Lo stop delle esportazioni di olio di palma dall’Indonesia non può che aggiungere benzina sul fuoco, considerando quanti prodotti richiedono per la loro realizzazione un olio vegetale come questo.
James Fry, presidente della società di consulenza sulle materie prime LMC International, ha definito questa situazione la “tempesta perfetta”. Un ulteriore aumento dei prezzi, infatti, sembra quasi fisiologico, considerando anche quanto le aziende siano già duramente provate dalla carenza di olio di girasole dovuta al conflitto russo-ucraino.

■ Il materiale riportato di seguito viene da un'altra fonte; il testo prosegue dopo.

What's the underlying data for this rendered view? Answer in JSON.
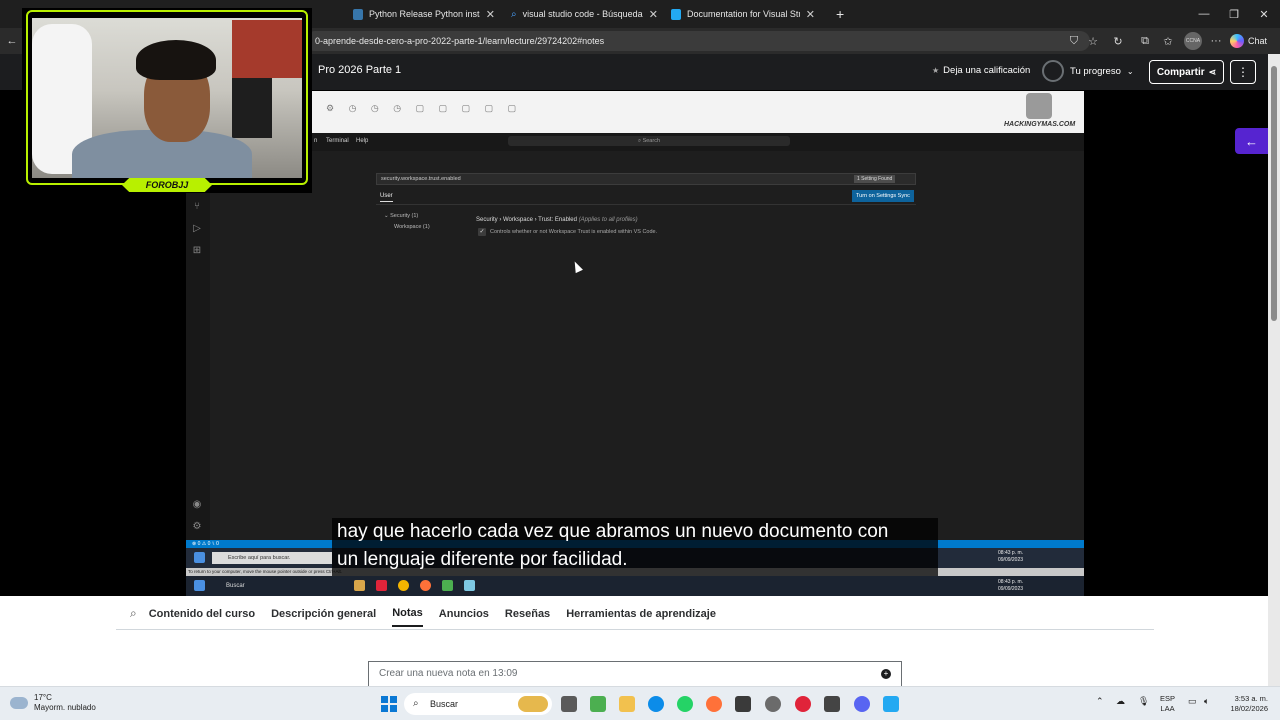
{
  "browser": {
    "tabs": [
      {
        "label": "Python Release Python install man",
        "icon": "python-icon",
        "color": "#3776ab"
      },
      {
        "label": "visual studio code - Búsqueda",
        "icon": "search-icon",
        "color": "#4aa3ff"
      },
      {
        "label": "Documentation for Visual Studio C",
        "icon": "vscode-icon",
        "color": "#23a9f2"
      }
    ],
    "new_tab": "+",
    "window_controls": {
      "minimize": "—",
      "maximize": "❐",
      "close": "✕"
    },
    "url": "0-aprende-desde-cero-a-pro-2022-parte-1/learn/lecture/29724202#notes",
    "chat_label": "Chat",
    "profile_initials": "CCNA"
  },
  "course": {
    "title": "Pro 2026 Parte 1",
    "rate_label": "Deja una calificación",
    "progress_label": "Tu progreso",
    "share_label": "Compartir",
    "more_label": "⋮"
  },
  "webcam": {
    "name": "FOROBJJ"
  },
  "video": {
    "watermark": "HACKINGYMAS.COM",
    "vscode_menu": [
      "n",
      "Terminal",
      "Help"
    ],
    "vscode_search": "Search",
    "settings_query": "security.workspace.trust.enabled",
    "settings_found": "1 Setting Found",
    "sync_button": "Turn on Settings Sync",
    "user_tab": "User",
    "tree_security": "Security (1)",
    "tree_workspace": "Workspace (1)",
    "setting_title": "Security › Workspace › Trust: Enabled",
    "setting_scope": "(Applies to all profiles)",
    "setting_desc": "Controls whether or not Workspace Trust is enabled within VS Code.",
    "status_left": "⊗ 0 ⚠ 0    ⑊ 0",
    "inner_search": "Escribe aquí para buscar.",
    "inner_time": "08:43 p. m.",
    "inner_date": "09/09/2023",
    "vm_note": "To return to your computer, move the mouse pointer outside or press Ctrl+Alt.",
    "host_search": "Buscar",
    "subtitle_line1": "hay que hacerlo cada vez que abramos un nuevo documento con",
    "subtitle_line2": "un lenguaje diferente por facilidad."
  },
  "course_tabs": [
    "Contenido del curso",
    "Descripción general",
    "Notas",
    "Anuncios",
    "Reseñas",
    "Herramientas de aprendizaje"
  ],
  "active_tab": "Notas",
  "note_placeholder": "Crear una nueva nota en 13:09",
  "taskbar": {
    "temperature": "17°C",
    "weather": "Mayorm. nublado",
    "search": "Buscar",
    "lang_top": "ESP",
    "lang_bottom": "LAA",
    "time": "3:53 a. m.",
    "date": "18/02/2026"
  },
  "colors": {
    "accent": "#5624d0",
    "webcam_frame": "#b8f000",
    "vscode_blue": "#007acc"
  }
}
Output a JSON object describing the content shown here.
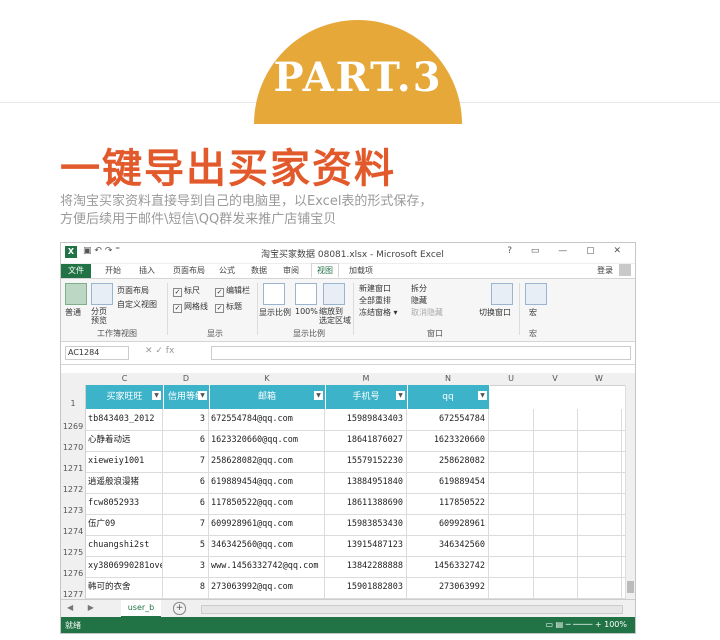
{
  "banner": {
    "part": "PART.3"
  },
  "heading": "一键导出买家资料",
  "subtitle": [
    "将淘宝买家资料直接导到自己的电脑里，以Excel表的形式保存，",
    "方便后续用于邮件\\短信\\QQ群发来推广店铺宝贝"
  ],
  "excel": {
    "window_title": "淘宝买家数据 08081.xlsx - Microsoft Excel",
    "controls": "? ▭ — ▢ ✕",
    "tabs": [
      "文件",
      "开始",
      "插入",
      "页面布局",
      "公式",
      "数据",
      "审阅",
      "视图",
      "加载项"
    ],
    "active_tab": "视图",
    "signin": "登录",
    "ribbon": {
      "normal": "普通",
      "page_break": "分页\n预览",
      "page_layout": "页面布局",
      "custom_views": "自定义视图",
      "group_views": "工作簿视图",
      "ruler": "标尺",
      "formula_bar": "编辑栏",
      "gridlines": "网格线",
      "headings": "标题",
      "group_show": "显示",
      "zoom": "显示比例",
      "zoom100": "100%",
      "zoom_sel": "缩放到\n选定区域",
      "group_zoom": "显示比例",
      "new_window": "新建窗口",
      "arrange_all": "全部重排",
      "freeze": "冻结窗格 ▾",
      "split": "拆分",
      "hide": "隐藏",
      "unhide": "取消隐藏",
      "switch_windows": "切换窗口",
      "group_window": "窗口",
      "macros": "宏",
      "group_macro": "宏"
    },
    "name_box": "AC1284",
    "columns": [
      "C",
      "D",
      "K",
      "M",
      "N",
      "U",
      "V",
      "W"
    ],
    "table_headers": [
      "买家旺旺",
      "信用等级",
      "邮箱",
      "手机号",
      "qq"
    ],
    "rows": [
      {
        "row": "1269",
        "name": "tb843403_2012",
        "level": "3",
        "email": "672554784@qq.com",
        "phone": "15989843403",
        "qq": "672554784"
      },
      {
        "row": "1270",
        "name": "心静着动远",
        "level": "6",
        "email": "1623320660@qq.com",
        "phone": "18641876027",
        "qq": "1623320660"
      },
      {
        "row": "1271",
        "name": "xieweiy1001",
        "level": "7",
        "email": "258628082@qq.com",
        "phone": "15579152230",
        "qq": "258628082"
      },
      {
        "row": "1272",
        "name": "逍遥般浪漫猪",
        "level": "6",
        "email": "619889454@qq.com",
        "phone": "13884951840",
        "qq": "619889454"
      },
      {
        "row": "1273",
        "name": "fcw8052933",
        "level": "6",
        "email": "117850522@qq.com",
        "phone": "18611388690",
        "qq": "117850522"
      },
      {
        "row": "1274",
        "name": "伍广09",
        "level": "7",
        "email": "609928961@qq.com",
        "phone": "15983853430",
        "qq": "609928961"
      },
      {
        "row": "1275",
        "name": "chuangshi2st",
        "level": "5",
        "email": "346342560@qq.com",
        "phone": "13915487123",
        "qq": "346342560"
      },
      {
        "row": "1276",
        "name": "xy3806990281ove",
        "level": "3",
        "email": "www.1456332742@qq.com",
        "phone": "13842288888",
        "qq": "1456332742"
      },
      {
        "row": "1277",
        "name": "韩可的衣舍",
        "level": "8",
        "email": "273063992@qq.com",
        "phone": "15901882803",
        "qq": "273063992"
      }
    ],
    "header_row_num": "1",
    "sheet_tab": "user_b",
    "status": "就绪",
    "zoom_status": "▭ ▤ ─  ──── + 100%"
  }
}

La carenza di semi di girasole, che arrivano principalmente dall’Ucraina, ha portato le aziende a cercare alternative da utilizzare nei propri prodotti e la scelta è ricaduta, come c’era da aspettarsi, principalmente sull’olio di palma. Ma ecco qui che si presenta un nuovo problema. Leggi anche: Così l’olio di palma sta per rientrare nei nostri cibi (ma non era mai davvero andato via)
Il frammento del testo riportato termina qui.